Não se pense que as articulações políticas em Curitiba cessaram com as eleições de outubro/novembro.
Pelo contrário: com discrição, mas de forma consistente, jovens universitários, alguns campeões das redes sociais e gente de múltiplas áreas artístico-culturais começam a “cranear” dois nomes por eles considerados “imbatíveis” para concorrer em 2020 à Prefeitura da Capital.
Legenda que os abrigaria? Por ora, isso seria não importante. “Afinal, o novo presidente não se elegeu sem dinheiro e com um partido que quase não existia?”, pergunta um defensor da dupla ouvido pelo blog/coluna.
DUPLA DINÂMICA
Trata-se de uma dupla com alto poder de fogo: a diretora do Procon, a midiática advogada Cláudia Silvano – de competência comprovada na função – e o vereador, agora eleito deputado estadual, Goura Nataraj, um tipo raro, empenhado em valores de grande repercussão, como mobilidade urbana, meditação transcendental, Filosofia e bem-estar do cidadão das grandes cidades.
GENTE RENOVADORA
O grupo pensante dessa articulação que ainda se dá em mesas de bares e restaurantes populares da moda, coloca os dois nomes como dotados de “enorme capilaridade, capazes de crescer ao infinito”, como admite um dos articuladores.
PREFEITA? PODE SER
Por ora, as articulações admitem ora Cláudia como candidata a prefeita, ora como vice de Nataraj.

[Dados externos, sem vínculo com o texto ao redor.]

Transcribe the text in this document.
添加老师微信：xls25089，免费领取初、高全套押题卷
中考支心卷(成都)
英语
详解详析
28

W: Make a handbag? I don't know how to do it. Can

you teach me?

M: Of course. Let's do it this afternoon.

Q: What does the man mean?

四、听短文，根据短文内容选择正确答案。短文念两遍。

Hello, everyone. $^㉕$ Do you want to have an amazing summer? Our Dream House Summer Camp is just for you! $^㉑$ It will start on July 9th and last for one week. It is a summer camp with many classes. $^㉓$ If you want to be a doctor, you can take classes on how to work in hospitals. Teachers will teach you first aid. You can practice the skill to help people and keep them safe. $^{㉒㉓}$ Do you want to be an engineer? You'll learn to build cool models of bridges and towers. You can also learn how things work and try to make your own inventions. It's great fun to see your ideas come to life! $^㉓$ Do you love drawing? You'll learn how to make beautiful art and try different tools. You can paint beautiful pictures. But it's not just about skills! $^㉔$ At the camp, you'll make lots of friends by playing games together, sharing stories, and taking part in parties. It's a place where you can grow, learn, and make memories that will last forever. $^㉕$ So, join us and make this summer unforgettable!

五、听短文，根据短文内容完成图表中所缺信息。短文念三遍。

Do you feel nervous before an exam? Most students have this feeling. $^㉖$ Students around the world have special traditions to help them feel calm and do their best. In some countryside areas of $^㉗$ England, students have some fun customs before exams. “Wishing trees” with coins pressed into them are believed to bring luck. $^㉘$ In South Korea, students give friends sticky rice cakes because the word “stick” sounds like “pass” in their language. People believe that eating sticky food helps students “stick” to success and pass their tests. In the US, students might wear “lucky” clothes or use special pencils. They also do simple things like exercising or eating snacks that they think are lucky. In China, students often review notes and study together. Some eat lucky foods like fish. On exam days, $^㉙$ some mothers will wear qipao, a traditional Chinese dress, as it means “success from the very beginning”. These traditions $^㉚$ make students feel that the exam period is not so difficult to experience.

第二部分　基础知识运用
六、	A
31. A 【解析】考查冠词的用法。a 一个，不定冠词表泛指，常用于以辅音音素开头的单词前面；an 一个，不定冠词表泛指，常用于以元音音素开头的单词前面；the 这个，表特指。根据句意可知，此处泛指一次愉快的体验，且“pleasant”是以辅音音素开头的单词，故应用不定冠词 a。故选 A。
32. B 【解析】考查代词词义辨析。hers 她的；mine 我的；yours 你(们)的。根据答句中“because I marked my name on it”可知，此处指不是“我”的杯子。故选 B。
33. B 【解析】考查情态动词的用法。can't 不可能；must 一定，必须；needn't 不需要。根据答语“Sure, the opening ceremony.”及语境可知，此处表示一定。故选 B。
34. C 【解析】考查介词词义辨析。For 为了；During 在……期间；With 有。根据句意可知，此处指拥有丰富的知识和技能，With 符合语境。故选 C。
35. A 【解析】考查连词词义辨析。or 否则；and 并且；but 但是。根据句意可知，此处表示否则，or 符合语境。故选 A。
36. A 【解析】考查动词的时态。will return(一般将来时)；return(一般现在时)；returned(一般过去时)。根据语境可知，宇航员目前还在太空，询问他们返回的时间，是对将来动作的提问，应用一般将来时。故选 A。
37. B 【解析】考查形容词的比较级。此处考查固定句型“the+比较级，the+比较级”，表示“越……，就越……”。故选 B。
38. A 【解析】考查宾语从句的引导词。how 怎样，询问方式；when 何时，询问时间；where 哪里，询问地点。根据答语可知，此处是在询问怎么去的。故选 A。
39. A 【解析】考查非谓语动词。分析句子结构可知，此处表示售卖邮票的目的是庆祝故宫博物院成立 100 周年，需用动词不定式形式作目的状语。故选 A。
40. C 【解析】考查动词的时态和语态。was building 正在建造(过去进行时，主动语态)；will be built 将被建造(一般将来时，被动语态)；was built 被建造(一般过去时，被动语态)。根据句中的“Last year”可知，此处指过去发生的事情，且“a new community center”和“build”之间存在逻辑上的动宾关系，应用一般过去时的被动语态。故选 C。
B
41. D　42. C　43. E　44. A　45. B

Para ser ter ideia do calibre de Cláudia e Goura é bom lembrar: a diretora do Procon tem quase dois milhões de visualizações no Google e redes, e ninguém como ela – dentre as autoridades de Curitiba – é tão solicitada pela mídia em geral.
FILÓSOFO E BUDISTA
Sobre o novo deputado, Goura Nataraj: basta lembrar que esse jovem político foi o único vereador de Curitiba a se eleger para a Assembleia.
Já o líder do prefeito Rafael Waldomiro Greca de Macedo na Câmara não se elegeu, apesar de todo o empenho feito pelo alcaide e seus associados. E apesar também de ser um bem equipado vereador.
Na verdade, Goura, dono de Mestrado em Filosofia, alguém profundamente inserido em religiões orientais (budismo e bramanismo), é a própria imagem dos novos tempos gestados pelas novas mídias.
Ele está acostumado a “comer pelas bordas”, em defesa de suas teses, bem aceitas por públicos de todas as idades.
VELHA POLÍTICA
O grande mote de uma possível campanha pode partir, por exemplo, de realidades como as que levaram Bolsonaro à Presidência (sem os cacoetes dele, claro). Apostar no “impossível” de hoje é a marca dos articuladores da dupla.
O mais consistente apelo da dupla Cláudia/Goura é que eles representam a renovação ampla e irrestrita, um “adeus à velha política”.